The survey covers the period ended Friday and is based on information obtained at about 2,500 filling stations by the Camarillo, Calif.-based company.
Prices are the highest since March 22, 2013. The average is 15.55 cents higher than a year ago, Lundberg said. Gasoline has risen 39.74 cents a gallon since bottoming out in February and is up 43 cents this year.
“The most important factor right now in this rise is crude oil, which rose by a very similar amount to the street-price move,” Trilby Lundberg, the president of Lundberg Survey, said in a telephone interview Sunday. “From here, we will probably see very little increase, if any, with the big caveat of course being crude. If crude prices climb even higher, then this may not be the peak.”
The highest price for gasoline in the lower 48 U.S. states among the markets surveyed was in Los Angeles, at $4.26 a gallon, Lundberg said. The lowest price was in Salt Lake City, where customers paid an average $3.29 a gallon. Regular gasoline averaged $3.80 a gallon on Long Island, N.Y.
An “extremely robust” rise in U.S. gasoline demand may have also helped increase retail prices, according to Lundberg. Demand for the motor-fuel in the last four weeks is up 4.6 percent from the same period a year ago, Energy Information Administration data show.
Gasoline futures for May delivery on the New York Mercantile Exchange rose 12.34 cents, or 4.2 percent, to $3.0547 a gallon in the two weeks ended Thursday. Trading was closed April 18 for Good Friday.
Inventories of the motor fuel fell 154,000 barrels in the week ended April 11 to 210.3 million, the lowest since Nov. 15, according to Energy Information Administration data.

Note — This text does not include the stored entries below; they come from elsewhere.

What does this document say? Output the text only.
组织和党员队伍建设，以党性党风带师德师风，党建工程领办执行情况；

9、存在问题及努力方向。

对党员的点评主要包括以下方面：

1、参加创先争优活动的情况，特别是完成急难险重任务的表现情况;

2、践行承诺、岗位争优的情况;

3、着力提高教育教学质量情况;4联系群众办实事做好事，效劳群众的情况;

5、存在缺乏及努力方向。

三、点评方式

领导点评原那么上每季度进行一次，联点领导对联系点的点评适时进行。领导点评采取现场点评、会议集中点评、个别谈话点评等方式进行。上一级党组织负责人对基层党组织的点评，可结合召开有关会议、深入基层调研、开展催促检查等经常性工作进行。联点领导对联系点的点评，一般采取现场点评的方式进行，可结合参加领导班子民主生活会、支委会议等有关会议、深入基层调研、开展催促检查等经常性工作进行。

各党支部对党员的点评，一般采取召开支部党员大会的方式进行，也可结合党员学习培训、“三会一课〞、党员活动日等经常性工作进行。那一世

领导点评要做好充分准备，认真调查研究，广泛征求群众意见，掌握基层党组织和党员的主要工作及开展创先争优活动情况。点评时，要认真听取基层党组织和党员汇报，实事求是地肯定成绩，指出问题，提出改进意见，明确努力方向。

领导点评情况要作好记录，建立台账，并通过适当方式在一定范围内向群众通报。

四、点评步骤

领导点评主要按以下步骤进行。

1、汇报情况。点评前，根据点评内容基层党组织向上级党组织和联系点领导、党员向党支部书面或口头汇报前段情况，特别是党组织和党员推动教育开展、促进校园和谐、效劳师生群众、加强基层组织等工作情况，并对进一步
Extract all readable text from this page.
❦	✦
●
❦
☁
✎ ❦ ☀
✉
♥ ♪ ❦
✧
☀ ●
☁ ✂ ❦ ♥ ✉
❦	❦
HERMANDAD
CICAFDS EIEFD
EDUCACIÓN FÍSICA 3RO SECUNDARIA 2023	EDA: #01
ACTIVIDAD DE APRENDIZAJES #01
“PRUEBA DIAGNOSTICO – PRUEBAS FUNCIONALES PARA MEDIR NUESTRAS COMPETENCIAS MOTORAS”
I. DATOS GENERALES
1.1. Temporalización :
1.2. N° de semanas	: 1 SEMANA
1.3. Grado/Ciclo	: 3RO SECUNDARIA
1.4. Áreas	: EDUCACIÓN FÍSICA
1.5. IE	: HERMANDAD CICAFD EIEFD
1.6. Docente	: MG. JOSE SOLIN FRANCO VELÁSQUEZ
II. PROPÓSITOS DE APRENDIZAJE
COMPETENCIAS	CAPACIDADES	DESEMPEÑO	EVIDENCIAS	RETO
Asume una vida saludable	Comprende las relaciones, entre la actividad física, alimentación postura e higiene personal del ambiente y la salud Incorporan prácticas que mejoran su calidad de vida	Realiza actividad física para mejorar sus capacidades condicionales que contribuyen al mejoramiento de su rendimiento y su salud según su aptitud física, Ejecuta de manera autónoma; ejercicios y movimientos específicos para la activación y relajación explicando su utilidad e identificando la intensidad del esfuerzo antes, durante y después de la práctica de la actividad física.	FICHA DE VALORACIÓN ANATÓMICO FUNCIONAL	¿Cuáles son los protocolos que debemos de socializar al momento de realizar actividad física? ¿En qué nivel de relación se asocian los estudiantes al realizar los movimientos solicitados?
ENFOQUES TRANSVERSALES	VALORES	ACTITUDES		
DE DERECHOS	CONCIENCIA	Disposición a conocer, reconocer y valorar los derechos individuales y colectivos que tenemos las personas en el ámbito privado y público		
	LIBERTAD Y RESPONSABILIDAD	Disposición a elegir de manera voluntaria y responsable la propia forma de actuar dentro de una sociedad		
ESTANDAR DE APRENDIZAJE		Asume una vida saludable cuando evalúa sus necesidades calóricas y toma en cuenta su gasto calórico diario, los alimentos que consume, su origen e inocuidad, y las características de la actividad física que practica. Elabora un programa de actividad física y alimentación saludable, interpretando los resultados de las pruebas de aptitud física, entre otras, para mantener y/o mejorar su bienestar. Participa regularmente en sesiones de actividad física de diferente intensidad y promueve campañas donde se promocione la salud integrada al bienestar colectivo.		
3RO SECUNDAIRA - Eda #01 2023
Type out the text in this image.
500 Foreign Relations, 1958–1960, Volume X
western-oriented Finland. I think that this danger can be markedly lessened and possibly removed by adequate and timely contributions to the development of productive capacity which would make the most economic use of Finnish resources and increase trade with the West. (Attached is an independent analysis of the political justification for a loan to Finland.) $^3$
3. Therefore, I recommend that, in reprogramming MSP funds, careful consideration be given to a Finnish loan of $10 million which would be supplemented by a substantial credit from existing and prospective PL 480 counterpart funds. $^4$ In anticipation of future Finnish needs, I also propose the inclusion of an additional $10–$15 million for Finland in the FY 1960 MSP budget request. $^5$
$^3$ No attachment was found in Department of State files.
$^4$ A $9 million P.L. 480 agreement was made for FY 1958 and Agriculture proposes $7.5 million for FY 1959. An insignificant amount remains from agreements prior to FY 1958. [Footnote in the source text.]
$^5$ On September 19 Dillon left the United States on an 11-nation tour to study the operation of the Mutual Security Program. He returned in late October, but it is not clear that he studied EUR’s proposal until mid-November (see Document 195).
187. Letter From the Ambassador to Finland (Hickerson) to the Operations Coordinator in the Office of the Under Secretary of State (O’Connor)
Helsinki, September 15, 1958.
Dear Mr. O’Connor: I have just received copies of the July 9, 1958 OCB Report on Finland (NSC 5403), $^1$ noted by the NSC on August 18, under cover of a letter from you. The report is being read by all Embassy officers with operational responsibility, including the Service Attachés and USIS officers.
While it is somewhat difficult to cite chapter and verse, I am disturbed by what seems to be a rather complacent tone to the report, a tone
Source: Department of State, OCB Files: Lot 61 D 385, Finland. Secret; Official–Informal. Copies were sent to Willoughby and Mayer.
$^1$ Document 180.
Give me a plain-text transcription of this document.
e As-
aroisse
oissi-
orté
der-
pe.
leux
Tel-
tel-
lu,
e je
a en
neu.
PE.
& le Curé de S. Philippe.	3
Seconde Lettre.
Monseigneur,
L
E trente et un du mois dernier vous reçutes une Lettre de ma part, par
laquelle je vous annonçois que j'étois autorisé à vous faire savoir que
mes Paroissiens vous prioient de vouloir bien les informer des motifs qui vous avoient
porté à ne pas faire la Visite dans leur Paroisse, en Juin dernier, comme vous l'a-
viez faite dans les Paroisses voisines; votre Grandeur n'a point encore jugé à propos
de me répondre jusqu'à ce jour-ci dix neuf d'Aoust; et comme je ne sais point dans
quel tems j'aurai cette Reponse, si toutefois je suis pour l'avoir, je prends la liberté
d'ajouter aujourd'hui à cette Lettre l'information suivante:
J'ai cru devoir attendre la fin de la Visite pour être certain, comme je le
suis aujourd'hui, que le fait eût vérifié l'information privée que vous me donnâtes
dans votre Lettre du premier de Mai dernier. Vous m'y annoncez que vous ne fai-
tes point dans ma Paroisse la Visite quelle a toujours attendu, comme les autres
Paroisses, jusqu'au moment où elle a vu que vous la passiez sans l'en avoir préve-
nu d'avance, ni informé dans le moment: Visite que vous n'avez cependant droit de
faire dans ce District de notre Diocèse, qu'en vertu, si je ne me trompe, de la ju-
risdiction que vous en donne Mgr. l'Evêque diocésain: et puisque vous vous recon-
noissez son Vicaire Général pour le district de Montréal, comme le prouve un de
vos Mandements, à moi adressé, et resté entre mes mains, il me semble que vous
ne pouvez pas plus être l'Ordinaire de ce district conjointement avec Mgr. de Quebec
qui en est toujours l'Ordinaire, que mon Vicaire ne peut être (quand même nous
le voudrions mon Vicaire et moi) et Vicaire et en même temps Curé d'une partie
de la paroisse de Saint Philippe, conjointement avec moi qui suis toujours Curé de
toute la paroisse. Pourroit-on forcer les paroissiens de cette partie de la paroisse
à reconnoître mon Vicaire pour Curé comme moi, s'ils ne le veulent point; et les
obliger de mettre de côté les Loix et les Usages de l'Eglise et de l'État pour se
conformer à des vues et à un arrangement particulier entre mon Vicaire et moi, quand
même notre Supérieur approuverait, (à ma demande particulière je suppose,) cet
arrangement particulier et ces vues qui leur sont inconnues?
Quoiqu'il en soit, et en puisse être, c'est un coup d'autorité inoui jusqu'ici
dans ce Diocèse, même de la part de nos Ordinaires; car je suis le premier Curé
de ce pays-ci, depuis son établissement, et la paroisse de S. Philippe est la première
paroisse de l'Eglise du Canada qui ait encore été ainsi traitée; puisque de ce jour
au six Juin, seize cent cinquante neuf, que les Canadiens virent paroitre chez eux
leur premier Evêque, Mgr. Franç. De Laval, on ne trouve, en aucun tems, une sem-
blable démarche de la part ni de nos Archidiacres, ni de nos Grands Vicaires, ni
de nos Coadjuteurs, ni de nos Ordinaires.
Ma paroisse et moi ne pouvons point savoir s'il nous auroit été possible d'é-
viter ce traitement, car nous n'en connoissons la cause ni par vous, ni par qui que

Supplies were down 9.9 percent in eight weeks of contractions as refiners performed seasonal maintenance and sold off stocks of winter- grade gasoline.
Crude inventories climbed 10 million barrels to 394.1 million in the week to April 11, the highest since June, according to EIA data.
West Texas Intermediate crude for May delivery gained $3.16, or 3.1 percent, to $104.30 a barrel on the Nymex in the two weeks to Thursday.